If you paid even a modicum of attention to the NFL last Sunday, or even Thursday, then you noticed a number of teams going for it on 4th down. Running a play on 4th down is not uncommon, however, the situations in which these teams tried to convert were. For example, the Chargers were winning 7-0 with 12:05 left in the 2nd quarter and on 4th down elected to pound Melvin Gordon up the middle for a one-yard gain and a first down.
The Chargers went on to finish that drive with a field goal and a two-possession lead. Mike McCoy risked losing a two-score lead with his decision and he was absolutely correct to do so. Why? Not because I, a random sportswriter, thinks so, but because analytics dictate it so.

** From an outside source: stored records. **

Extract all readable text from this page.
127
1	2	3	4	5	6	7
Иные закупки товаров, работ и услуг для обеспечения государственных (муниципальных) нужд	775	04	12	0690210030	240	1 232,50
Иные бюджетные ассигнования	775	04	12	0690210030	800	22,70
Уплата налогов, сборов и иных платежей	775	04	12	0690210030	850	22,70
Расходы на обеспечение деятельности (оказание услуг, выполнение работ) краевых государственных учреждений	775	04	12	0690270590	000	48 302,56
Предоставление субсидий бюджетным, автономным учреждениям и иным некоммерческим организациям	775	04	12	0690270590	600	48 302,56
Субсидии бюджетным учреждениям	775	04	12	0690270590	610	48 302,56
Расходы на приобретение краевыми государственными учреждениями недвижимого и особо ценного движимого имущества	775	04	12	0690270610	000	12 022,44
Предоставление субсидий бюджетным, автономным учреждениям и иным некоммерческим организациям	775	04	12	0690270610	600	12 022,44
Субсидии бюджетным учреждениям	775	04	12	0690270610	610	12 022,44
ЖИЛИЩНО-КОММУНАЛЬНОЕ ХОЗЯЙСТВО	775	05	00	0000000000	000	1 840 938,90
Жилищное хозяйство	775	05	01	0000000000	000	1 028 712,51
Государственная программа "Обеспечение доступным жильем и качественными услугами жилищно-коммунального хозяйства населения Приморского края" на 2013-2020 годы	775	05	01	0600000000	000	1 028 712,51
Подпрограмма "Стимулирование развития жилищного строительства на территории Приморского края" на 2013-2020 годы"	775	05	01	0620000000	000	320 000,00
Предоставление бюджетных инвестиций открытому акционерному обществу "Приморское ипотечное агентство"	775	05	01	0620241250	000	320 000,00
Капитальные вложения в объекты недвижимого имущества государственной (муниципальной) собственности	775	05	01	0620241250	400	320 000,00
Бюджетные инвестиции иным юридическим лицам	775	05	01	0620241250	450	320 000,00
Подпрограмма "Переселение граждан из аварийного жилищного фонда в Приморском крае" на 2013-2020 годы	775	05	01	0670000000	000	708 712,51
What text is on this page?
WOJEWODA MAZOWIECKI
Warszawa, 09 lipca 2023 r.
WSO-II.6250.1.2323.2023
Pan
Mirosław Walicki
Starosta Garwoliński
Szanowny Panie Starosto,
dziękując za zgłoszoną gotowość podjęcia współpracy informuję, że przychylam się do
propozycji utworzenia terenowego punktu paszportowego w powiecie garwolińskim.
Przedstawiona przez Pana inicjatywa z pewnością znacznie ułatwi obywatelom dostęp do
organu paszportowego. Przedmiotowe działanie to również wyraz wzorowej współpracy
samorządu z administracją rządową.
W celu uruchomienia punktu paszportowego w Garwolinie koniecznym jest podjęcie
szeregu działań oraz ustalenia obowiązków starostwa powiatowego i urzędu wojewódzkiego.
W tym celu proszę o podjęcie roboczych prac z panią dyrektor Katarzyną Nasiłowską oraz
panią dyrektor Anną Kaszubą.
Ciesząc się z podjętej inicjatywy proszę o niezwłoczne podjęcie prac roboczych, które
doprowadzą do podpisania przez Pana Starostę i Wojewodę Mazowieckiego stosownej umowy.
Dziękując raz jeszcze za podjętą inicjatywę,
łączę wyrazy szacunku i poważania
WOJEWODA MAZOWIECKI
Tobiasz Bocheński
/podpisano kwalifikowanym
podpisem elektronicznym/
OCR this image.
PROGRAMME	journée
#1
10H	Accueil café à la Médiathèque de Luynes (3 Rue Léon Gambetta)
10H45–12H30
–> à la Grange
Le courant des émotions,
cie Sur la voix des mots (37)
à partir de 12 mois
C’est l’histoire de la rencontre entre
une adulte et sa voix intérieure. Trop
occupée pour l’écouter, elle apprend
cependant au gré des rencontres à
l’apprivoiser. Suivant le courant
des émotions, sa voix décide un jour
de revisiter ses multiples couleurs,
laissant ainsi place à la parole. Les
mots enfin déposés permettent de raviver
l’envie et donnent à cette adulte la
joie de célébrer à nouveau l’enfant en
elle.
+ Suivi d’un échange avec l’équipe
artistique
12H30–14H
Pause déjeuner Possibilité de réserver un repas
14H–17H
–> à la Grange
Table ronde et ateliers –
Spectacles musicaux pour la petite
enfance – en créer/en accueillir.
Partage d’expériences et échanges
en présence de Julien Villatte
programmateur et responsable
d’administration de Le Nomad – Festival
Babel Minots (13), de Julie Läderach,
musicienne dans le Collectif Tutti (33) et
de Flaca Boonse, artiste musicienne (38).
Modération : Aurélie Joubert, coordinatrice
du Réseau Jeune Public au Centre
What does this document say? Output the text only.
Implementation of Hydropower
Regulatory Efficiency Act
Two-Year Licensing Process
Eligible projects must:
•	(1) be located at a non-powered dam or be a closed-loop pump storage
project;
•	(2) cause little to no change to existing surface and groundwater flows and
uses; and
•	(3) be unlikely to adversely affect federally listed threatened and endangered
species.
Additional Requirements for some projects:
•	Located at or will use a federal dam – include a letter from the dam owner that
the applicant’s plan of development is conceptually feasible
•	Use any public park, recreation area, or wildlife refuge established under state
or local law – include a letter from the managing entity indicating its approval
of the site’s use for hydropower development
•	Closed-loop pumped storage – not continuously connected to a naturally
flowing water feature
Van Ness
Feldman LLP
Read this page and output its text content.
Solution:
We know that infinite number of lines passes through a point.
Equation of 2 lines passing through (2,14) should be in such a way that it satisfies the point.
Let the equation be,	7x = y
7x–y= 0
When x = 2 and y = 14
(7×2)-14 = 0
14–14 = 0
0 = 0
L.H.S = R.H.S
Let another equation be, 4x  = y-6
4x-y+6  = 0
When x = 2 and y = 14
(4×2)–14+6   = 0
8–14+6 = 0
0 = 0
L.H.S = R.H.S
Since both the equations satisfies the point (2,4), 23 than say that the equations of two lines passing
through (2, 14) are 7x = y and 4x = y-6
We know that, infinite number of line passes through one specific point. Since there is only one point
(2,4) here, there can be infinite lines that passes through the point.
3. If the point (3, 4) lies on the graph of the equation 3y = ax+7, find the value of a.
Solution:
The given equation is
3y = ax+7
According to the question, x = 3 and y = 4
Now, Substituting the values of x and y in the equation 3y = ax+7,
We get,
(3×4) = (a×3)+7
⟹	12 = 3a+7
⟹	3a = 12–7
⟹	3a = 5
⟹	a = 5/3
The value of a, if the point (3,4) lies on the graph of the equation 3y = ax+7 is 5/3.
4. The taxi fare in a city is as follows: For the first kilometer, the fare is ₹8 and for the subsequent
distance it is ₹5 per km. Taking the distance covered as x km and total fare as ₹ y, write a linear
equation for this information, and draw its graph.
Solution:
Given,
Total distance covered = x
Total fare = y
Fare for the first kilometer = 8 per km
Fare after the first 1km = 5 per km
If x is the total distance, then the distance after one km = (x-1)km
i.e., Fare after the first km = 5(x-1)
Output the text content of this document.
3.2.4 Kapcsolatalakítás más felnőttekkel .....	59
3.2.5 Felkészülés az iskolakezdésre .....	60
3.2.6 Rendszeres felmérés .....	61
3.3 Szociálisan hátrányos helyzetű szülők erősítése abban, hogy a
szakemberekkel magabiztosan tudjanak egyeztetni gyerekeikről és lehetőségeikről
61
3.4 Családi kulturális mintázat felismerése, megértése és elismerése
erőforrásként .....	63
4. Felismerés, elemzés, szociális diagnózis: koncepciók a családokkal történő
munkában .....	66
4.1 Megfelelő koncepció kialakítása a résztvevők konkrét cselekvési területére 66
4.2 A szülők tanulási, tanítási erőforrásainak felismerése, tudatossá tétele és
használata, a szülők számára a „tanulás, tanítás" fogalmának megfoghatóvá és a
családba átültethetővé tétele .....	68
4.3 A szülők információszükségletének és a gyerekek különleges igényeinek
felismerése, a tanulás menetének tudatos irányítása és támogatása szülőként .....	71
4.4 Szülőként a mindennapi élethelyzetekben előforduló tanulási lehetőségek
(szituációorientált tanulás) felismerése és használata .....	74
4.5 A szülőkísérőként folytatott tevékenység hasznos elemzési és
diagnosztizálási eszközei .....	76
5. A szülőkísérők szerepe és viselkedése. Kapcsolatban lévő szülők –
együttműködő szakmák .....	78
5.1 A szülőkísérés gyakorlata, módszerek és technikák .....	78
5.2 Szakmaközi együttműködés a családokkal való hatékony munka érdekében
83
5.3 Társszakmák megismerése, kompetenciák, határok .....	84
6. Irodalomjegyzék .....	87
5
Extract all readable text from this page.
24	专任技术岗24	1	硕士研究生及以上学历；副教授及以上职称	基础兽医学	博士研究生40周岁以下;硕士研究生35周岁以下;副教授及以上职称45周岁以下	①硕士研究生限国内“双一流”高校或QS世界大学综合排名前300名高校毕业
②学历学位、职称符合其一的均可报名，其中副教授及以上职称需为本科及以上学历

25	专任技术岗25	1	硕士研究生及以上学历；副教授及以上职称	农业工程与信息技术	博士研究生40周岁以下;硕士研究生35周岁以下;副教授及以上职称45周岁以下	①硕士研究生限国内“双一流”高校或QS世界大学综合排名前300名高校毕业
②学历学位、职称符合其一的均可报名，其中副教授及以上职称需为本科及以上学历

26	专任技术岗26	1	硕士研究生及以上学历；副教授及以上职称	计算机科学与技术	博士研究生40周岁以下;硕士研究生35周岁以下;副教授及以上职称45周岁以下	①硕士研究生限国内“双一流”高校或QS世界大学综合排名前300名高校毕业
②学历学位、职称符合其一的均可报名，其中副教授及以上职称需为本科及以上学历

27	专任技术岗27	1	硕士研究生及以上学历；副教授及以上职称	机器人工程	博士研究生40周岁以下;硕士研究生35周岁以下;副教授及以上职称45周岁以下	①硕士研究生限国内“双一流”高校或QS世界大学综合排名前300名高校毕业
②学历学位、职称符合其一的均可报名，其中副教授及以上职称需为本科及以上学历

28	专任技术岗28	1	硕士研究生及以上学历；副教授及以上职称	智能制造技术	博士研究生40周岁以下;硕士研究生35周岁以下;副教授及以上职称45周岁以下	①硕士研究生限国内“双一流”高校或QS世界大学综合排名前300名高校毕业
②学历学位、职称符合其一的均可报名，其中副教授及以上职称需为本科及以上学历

The most famous published study on 4th down decision making was written by the New York Times in 2009. I won’t bore you with all the details, but essentially, if you are 33 yards or less away from the end zone and the first down marker is 4 yards or less away, then you should go for it. It’s as if Mike McCoy had read that very article and knew that on Denver’s 20 yard line with only one yard to go, the decision was simple, go for it. McCoy was not alone in his approach this weekend.
Both Sides of the Coin
Jim Caldwell decided to follow suit with 13:02 left in the first quarter. That’s right, on the opening drive of the game, the Lions converted a 4th and 1 on the Rams 49 yard line. They went on to score a touchdown and possess the ball for an additional 2 minutes and 15 seconds. Caldwell’s decision is not quite as cut and dry as McCoy’s. The distance to the first down was sufficient, but the field position was not, according to the study.
As usual though, the coach’s decision is not evaluated on the process, rather, the result. Given that the 4th down conversion resulted in a touchdown, Caldwell made the correct decision not once, but twice. Caldwell benefited from a fantastic scramble and catch on 4th and 2 at the Los Angeles two yard line. Sadly, or not so sadly if you’re from St. Louis, the oppositions coach was not so lucky.
What makes the Lions and Rams game unique is that both teams attempted 4th down conversions outside of conventional situations. With four seconds left in the first half, Fisher elected to run Todd Gurley on 4th and goal from the one yard line. Hilariously, Gurley was tackled for a one-yard loss.
Once again, a coach’s decision is measured by the result not the process, which Fisher should get credit for. He made the correct call given their position on the field and distance to go. Instead, every armchair quarterback and couch coach screamed at their TV saying, “You gotta kick the field goal!”
Isolated Incident or Contagious Concept?
Just because three teams decided to roll the dice more than usual last weekend doesn’t necessarily mean this is an emerging pattern, right? Correct. Thankfully, ten teams elected to go for it on 4th down not because the flow of the game dictated so, but because it was the right decision. Here are the following teams that attempted a 4th down conversion outside of normal “go for it” situations.
I decided to leave out any fourth quarter 4th down attempts to avoid any type of confusion about whether or not the decision to attempt a 4th down is considered conventional. One could argue that Carolina’s second attempt to convert was conventional given their deficit, but, I decided to include it anyway.
It’s interesting to see the majority of these attempts occurred in the second quarter. At that time, games are not usually out of reach. Rather, teams are trying to establish an offensive rhythm and determined that it was worth the risk. While not every situation aligned perfectly with 4th down analytics, I believe in the idea of aggressive offense.
The fantasy implications of this concept are simple. More plays, mean more points, and more scoring opportunities. More importantly, is the impact this trend could have on offensive gameplans. If a team’s offensive scheme gives them four plays to get ten yards, then play calls will change. Thus, a team won’t feel pressure to throw the ball on 2nd and eight. Knowing they have two more downs, they can run the ball for a 3rd and six. Then pass for a five yard gain and then line up to convert a fourth and one.
Like most theories, that logic sounds good on paper. It’s one thing to have a play sheet printed of fourth down plays and the appropriate situations. It’s another thing entirely to call one of those plays. Right now, the Raiders are the front-runners for adopting this philosophy. They have consistently attempted 4th down conversions all season and no doubt they will continue to do so against Jacksonville.